For the past few months, since the release of Geekbench 6, a lot of questions have been raised regarding the credibility of this popular simulation-based benchmarking app. There have been reports about how the app virtually favors Apple Silicon over any of it’s Android competitors, and there have been instances where this couldn’t be away from the truth.
Apple unveiled the A17 Pro chipset earlier this week, which showcased a slight performance improvement over it’s (already capable) predecessor, the A16 Bionic. The A17 Pro, which goes by it’s identifier iPhone16,1 has been gaining a lot of attention, mainly due to its impressive Geekbench scores, nearly reaching a whopping 3000 on the single-core test.
To be fair, Apple could’ve juiced out a bit more at the expense of a bit more power, but the intriguing bit here is how over the past three days, the scores have been changed by almost a 100 points, which is not normal, per se.
While the previous-gen chipset manages to barely cross 2600 on single-core, running at 3.46GHz, the ~15% performance improvement is believable. However, this type of changing anomaly in scores isn’t normal, and some might find it tempting to blame Geekbench for the performance changes after the updates, particularly those who prefer not to consider a rational explanation.

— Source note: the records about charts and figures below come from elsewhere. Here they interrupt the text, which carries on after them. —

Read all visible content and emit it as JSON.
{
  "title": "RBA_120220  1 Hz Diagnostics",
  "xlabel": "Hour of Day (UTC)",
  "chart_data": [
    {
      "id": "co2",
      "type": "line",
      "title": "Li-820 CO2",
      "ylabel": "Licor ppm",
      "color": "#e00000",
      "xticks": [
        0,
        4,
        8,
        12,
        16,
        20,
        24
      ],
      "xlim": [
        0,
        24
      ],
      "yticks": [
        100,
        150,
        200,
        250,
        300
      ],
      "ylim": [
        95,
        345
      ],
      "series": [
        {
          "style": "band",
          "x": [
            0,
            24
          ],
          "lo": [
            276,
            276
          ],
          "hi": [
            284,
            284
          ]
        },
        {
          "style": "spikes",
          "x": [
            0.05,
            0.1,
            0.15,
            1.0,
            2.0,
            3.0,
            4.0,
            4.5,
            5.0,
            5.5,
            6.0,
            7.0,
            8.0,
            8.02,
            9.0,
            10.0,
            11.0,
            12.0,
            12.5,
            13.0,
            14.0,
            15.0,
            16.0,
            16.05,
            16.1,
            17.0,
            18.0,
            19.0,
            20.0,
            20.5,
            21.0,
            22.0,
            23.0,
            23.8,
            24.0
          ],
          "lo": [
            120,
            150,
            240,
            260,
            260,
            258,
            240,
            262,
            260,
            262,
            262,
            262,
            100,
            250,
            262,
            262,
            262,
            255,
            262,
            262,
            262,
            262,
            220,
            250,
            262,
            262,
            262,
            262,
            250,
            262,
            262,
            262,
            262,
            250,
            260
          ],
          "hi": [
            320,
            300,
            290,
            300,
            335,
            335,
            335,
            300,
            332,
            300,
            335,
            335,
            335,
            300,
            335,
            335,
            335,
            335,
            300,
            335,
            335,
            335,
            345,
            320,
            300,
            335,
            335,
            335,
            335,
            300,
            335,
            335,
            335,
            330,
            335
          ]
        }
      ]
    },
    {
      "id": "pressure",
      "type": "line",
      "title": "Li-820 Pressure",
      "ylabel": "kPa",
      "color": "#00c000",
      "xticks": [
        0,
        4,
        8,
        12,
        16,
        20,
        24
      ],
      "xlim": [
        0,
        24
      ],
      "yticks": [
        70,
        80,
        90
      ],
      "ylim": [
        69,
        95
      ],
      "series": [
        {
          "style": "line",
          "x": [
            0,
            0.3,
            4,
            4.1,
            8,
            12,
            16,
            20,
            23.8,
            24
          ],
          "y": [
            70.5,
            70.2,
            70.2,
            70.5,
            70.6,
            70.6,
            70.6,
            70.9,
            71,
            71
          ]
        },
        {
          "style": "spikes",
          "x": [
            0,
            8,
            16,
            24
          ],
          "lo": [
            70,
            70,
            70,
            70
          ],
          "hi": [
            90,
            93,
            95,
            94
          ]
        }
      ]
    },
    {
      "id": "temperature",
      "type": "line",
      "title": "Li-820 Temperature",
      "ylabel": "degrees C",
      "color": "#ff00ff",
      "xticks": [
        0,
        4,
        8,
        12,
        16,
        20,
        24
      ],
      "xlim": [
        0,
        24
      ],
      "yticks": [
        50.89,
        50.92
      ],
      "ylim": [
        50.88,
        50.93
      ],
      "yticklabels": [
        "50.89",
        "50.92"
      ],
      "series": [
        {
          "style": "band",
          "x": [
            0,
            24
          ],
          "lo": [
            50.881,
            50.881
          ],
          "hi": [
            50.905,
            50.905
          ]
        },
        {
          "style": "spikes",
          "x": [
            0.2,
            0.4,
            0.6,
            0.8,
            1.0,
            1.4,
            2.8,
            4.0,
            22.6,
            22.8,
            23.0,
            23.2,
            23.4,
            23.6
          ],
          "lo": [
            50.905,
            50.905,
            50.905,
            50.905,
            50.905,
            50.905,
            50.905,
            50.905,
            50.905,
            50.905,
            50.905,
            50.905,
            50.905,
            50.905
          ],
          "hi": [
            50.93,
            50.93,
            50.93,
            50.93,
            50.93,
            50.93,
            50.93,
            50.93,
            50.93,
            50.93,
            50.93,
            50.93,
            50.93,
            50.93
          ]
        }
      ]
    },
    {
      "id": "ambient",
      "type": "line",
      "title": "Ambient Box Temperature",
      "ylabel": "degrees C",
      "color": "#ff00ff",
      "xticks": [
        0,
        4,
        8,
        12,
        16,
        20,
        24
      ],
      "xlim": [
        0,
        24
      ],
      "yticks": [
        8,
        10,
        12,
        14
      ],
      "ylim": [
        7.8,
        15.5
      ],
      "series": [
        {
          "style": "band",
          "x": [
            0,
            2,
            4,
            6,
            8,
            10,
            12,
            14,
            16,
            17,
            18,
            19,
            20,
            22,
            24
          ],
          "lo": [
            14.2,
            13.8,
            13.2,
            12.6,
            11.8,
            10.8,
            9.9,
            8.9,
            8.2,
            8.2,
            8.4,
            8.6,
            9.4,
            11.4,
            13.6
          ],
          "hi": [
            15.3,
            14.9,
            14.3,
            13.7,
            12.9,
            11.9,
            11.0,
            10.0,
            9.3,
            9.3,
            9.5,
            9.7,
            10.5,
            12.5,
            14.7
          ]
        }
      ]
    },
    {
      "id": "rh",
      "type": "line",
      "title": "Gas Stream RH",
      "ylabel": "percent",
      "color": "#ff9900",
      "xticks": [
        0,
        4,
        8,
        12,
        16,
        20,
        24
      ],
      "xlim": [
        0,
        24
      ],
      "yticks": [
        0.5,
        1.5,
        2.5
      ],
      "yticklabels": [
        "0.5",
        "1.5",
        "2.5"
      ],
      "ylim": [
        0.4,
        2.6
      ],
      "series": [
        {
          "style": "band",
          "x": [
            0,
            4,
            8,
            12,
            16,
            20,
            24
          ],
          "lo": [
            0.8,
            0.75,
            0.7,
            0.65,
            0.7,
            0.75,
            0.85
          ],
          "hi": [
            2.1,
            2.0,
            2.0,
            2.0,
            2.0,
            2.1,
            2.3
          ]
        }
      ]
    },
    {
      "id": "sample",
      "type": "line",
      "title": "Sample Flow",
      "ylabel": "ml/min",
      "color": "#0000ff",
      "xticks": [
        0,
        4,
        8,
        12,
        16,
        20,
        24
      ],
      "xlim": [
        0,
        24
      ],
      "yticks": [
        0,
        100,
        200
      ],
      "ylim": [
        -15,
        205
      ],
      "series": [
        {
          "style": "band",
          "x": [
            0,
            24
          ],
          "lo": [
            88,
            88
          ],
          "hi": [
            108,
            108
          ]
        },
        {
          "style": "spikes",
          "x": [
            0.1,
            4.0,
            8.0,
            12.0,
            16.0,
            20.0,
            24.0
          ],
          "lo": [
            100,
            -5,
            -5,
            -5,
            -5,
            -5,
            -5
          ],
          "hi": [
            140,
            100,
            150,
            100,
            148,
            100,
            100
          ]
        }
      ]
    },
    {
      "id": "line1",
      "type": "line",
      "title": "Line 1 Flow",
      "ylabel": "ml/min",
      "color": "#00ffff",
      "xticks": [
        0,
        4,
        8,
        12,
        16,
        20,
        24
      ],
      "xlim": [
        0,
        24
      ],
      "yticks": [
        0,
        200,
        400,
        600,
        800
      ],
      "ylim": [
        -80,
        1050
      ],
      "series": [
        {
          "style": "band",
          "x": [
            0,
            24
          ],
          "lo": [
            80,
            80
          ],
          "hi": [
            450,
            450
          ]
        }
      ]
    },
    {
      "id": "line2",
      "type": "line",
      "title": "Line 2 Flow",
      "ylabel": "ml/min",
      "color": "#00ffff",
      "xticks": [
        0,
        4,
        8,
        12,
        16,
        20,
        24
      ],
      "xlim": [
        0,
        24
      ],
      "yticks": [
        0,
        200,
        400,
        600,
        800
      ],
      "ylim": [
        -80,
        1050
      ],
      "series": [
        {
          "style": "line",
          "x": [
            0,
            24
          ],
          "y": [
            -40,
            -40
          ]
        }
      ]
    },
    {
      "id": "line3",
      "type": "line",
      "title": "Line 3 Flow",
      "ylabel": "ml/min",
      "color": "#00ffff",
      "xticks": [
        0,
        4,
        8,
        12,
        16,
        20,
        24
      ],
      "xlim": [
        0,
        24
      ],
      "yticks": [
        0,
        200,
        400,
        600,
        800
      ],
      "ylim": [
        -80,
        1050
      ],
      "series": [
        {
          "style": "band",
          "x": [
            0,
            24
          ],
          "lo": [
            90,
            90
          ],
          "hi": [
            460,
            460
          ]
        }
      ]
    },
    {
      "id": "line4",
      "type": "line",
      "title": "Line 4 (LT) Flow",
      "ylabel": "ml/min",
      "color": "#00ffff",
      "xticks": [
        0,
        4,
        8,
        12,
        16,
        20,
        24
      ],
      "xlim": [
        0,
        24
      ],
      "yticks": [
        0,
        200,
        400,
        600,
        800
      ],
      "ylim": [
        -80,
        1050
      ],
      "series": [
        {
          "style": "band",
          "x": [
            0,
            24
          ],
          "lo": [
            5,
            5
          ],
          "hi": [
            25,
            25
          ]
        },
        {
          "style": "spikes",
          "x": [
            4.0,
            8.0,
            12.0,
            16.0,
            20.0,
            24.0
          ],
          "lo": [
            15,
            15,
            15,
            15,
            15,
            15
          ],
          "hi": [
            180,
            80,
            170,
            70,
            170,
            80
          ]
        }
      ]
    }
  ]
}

Comparing these scores to Android’s upcoming Snapdragon 8 Gen 3, Apple Silicon’s crown jewel manages to easily top that by an astounding 17%. Now, this may not entirely be bad news for Android users since 2563 is a great single-core score (if true), considering how the S23 Ultra’s Snapdragon 8 Gen 2 For Galaxy only touched 2100, so that, in itself is a huge 22% improvement.
Whatever it may be, the results have always been in the favor of Apple, and this has been a trend we’ve been seeing since the past decade or so. The reason this is, is because benchmarking applications like Geekbench primarily test raw CPU speed, overlooking components like the GPU.
This year, however, Apple isn’t taking raw graphics lightly, they’ve introduced a new 6-core GPU, supporting ray-tracing, and for the first time ever, announcing support for AAA games like Resident Evil IV Remake and Assassin’s Creed Mirage.
This is all we know for now, but rest assured that we will keep you updated as new information becomes available.